My momentary view of Jesus, as a kind of Cosmic CPA in charge of Sin Counting, didn't ring true with the portrait of the infinitely forgiving Jesus painted so luminously in other Gospel accounts. It was my first struggle with the words ascribed to Jesus, a hint that The Gospel Truth could be very different from what the words of the Gospel seemed to be saying literally.

In a considerably more learned fashion, New Testament scholars today are searching for their own Gospel Truths. During the past few years, scholars have taken a new look at the New Testament and early Christian scriptures, viewing them through the lenses of history, social anthropology and literary analysis. The study has led to a consensus among scholars that differences, possibly significant ones, exist between what the historical Jesus is likely to have said and done and what was recorded by his followers.
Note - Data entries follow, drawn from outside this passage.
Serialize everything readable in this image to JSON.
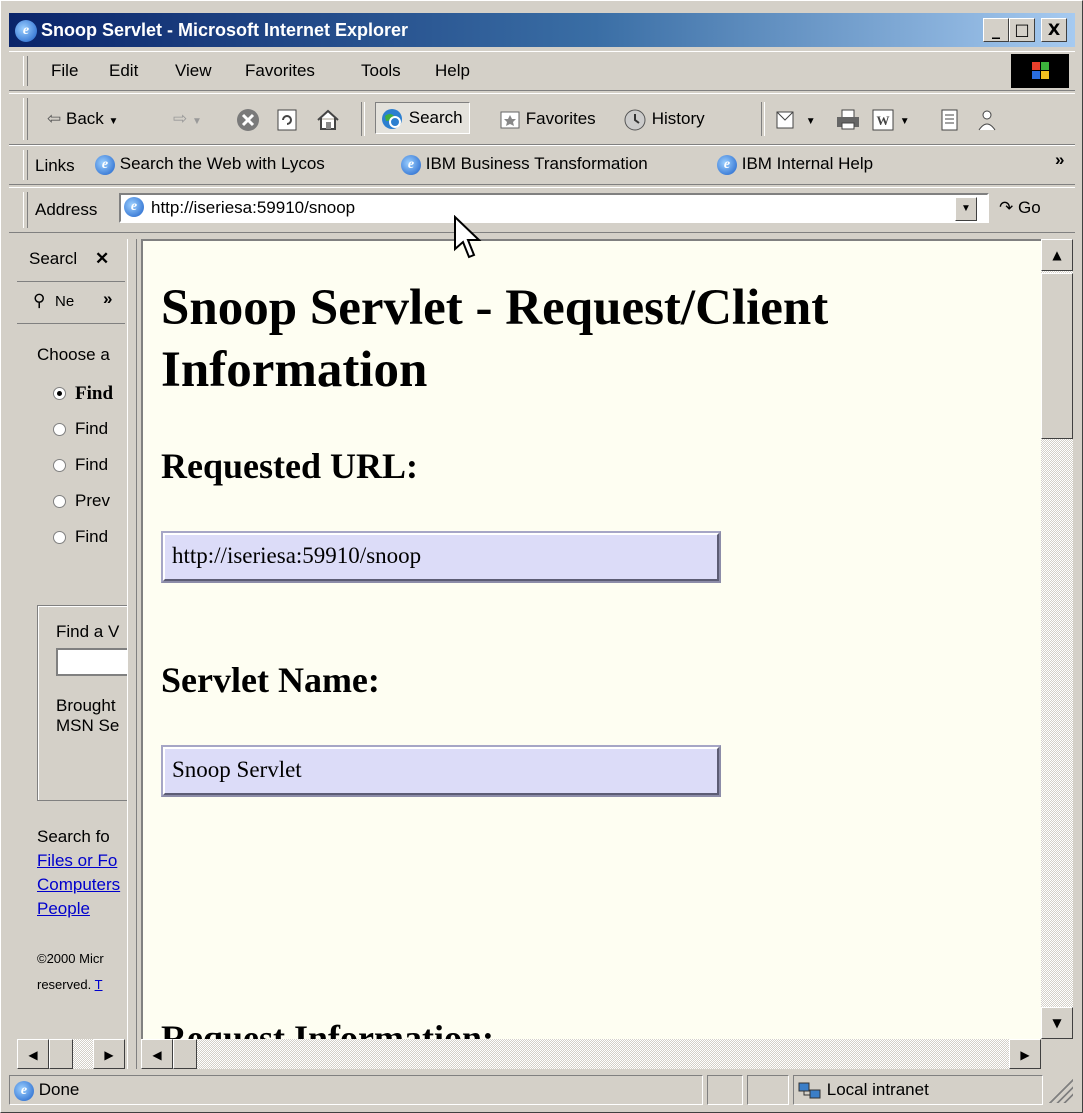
{
  "window": {
    "title": "Snoop Servlet - Microsoft Internet Explorer",
    "minimize": "_",
    "maximize": "□",
    "close": "X"
  },
  "menu": [
    "File",
    "Edit",
    "View",
    "Favorites",
    "Tools",
    "Help"
  ],
  "toolbar": {
    "back": "Back",
    "search": "Search",
    "favorites": "Favorites",
    "history": "History"
  },
  "links_bar": {
    "label": "Links",
    "items": [
      "Search the Web with Lycos",
      "IBM Business Transformation",
      "IBM Internal Help"
    ],
    "more": "»"
  },
  "address": {
    "label": "Address",
    "url": "http://iseriesa:59910/snoop",
    "go": "Go"
  },
  "search_pane": {
    "title": "Searcl",
    "close": "✕",
    "new_button": "Ne",
    "more": "»",
    "choose": "Choose a",
    "options": [
      "Find",
      "Find",
      "Find",
      "Prev",
      "Find"
    ],
    "selected_index": 0,
    "find_box_label": "Find a V",
    "brought": "Brought",
    "msn": "MSN Se",
    "search_for": "Search fo",
    "links": [
      "Files or Fo",
      "Computers",
      "People"
    ],
    "copyright_1": "©2000 Micr",
    "copyright_2": "reserved. ",
    "copyright_link": "T"
  },
  "content": {
    "heading": "Snoop Servlet - Request/Client Information",
    "requested_url_label": "Requested URL:",
    "requested_url": "http://iseriesa:59910/snoop",
    "servlet_name_label": "Servlet Name:",
    "servlet_name": "Snoop Servlet",
    "request_info_label": "Request Information:"
  },
  "status": {
    "text": "Done",
    "zone": "Local intranet"
  }
}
Their goal, in biblical terms, is to separate the wheat from the chaff.

"For Christians today, I think the quest for the historical Jesus is part of being a 20th-Century believer as opposed to, say, a 13th-Century believer," says Father John Meier, a Catholic priest and professor of New Testament studies at Catholic University of America in Washington and author of "A Marginal Jew: Rethinking the Historical Jesus."

"Every age has to somehow weld together the prevailing cultural mood with the message of Christianity. We live in a period marked by a historical consciousness and historical change. As a result, I don't think that educated Christians have fully assimilated what their Christian commitment means if they have not probed the question of the historical Jesus."

In the secular world of publishing, Jesus is now a hot item. A. N. Wilson's "Jesus: A Life" speculates that Jesus was married, a scholar rather than a carpenter, who didn't seek to overthrow Jewish law as much as try to make his contemporaries true to it. "The Historical Jesus: The Life of a Mediterranean Jewish Peasant," by John Dominic Crossan, a former priest, paints Jesus as a savvy Jewish peasant preaching a gospel of social and economic equality, and Meier's book seeks common ground in the often-contradictory conclusions reached by questers seeking the truth about Jesus.